If possible, an IdP administrator should prepare pre-configured packages which contain the necessary information to securely connect to eduroam:
- the SSID: "eduroam"
- the crypto setting: WPA2/AES
- the EAP type setting
- the CA that issued the eduroam IdP server's EAP server certificate
- the Common Name in the eduroam IdP server's EAP server certificate
There are tools that can be used to create such auto-installers. The use of one these windows 10 drivers update is recommended, because it will likely have a positive effect on user uptake, and reduce helpdesk load.

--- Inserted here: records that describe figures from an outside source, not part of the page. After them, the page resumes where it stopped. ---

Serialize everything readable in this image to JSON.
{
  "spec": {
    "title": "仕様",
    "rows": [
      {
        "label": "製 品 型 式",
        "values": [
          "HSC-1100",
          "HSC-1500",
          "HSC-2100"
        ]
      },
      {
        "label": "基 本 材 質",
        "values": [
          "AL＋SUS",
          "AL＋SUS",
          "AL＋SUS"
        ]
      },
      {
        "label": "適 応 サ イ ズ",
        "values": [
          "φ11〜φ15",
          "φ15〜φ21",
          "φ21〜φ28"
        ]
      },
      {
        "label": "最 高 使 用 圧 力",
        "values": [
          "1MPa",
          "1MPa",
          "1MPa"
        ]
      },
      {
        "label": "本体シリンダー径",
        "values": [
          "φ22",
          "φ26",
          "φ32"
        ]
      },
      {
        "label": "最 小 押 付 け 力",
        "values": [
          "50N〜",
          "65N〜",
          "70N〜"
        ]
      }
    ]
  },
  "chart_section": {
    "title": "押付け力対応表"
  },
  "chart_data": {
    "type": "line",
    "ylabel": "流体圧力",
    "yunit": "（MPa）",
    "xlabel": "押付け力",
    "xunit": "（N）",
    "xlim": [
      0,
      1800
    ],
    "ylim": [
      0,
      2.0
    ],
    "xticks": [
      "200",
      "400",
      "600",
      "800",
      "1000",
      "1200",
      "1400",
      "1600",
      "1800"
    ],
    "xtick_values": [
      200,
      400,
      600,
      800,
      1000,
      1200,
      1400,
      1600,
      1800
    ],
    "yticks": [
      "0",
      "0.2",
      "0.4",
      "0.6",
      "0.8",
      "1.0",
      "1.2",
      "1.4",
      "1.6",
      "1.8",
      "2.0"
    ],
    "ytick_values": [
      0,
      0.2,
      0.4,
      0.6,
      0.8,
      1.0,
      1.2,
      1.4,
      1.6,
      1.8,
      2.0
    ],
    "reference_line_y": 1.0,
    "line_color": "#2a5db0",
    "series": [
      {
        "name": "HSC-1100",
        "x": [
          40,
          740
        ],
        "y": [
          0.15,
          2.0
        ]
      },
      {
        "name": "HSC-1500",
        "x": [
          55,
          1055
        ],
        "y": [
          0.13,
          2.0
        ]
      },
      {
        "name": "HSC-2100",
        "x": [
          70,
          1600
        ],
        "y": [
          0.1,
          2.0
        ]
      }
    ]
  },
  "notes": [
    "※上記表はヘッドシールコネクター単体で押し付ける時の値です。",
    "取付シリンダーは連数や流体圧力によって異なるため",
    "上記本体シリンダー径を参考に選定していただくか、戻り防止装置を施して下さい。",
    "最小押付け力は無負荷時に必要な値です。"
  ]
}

eduroam CAT has been created with the sole purpose to ease eduroam installation in many different client platforms through the use of auto-installers. The IdP administrator enters the information listed in the bullets above, after which installers are created for all kinds of platforms for the end users of the IdP. Please see the documentation; or visit the production website at https://cat.eduroam.org.
In addition to eduroam CAT, there are other tools as well, e.g. su1x and XpressConnect (Cloudpath).
Devices that are compatible with eduroam
The following list is sorted alphabetically by vendors. The table notes which EAP methods are supported. Legend:
CAT - this device/EAP type combination is supported by eduroam CAT; can probably also be configured securely manually
Yes - the device can be configured securely manually for this EAP type
Deficient - the device lacks important security features, but workarounds exist which can make its use safe
Insecure - the device can be configured manually for this EAP type, but not all security parameters can be set up
No - device is known not to support IEEE 802.1X/EAP
? - Unknown
TPS - supported with Third-Party Software (possibly commercial)
Samsung Galaxy S2
Huawei Sonic u8650
|Apple||Mac OS X||10.7+||CAT||CAT||CAT||Yes||No||?||Yes|
|Apple||Mac OS X||10.4-10.6||Yes||Yes||Yes||Yes||No||?||Yes|
|Microsoft||Windows||8 / 8.1||CAT||CAT||CAT||CAT||CAT||?|
 Installation and pinpointing of CA possible; verification of expected server name (CN) not possible. A secure configuration is only possible if the Identity Provider deploys a private CA which issues exclusively server certificates for his own eduroam EAP servers. All other Identity Provider deployments are INSECURE.
 Version 1.0 or higher required
 Verifying that the server is signed by the proper CA is not possible; this means users will not be able to detect fake hotspots and might send their username/password to an unauthorised third party.
 Only with 10.6.x (Snow Leopard) and later does OSX allow the configuration of of CA/server trust settings (Pinning 802.1X to specific CA and RADIUS server CommonName)
Reporting a new device
Please let us know in the "Comments" field what device you have, and what EAP method(s) you have found working. We will update the list periodically.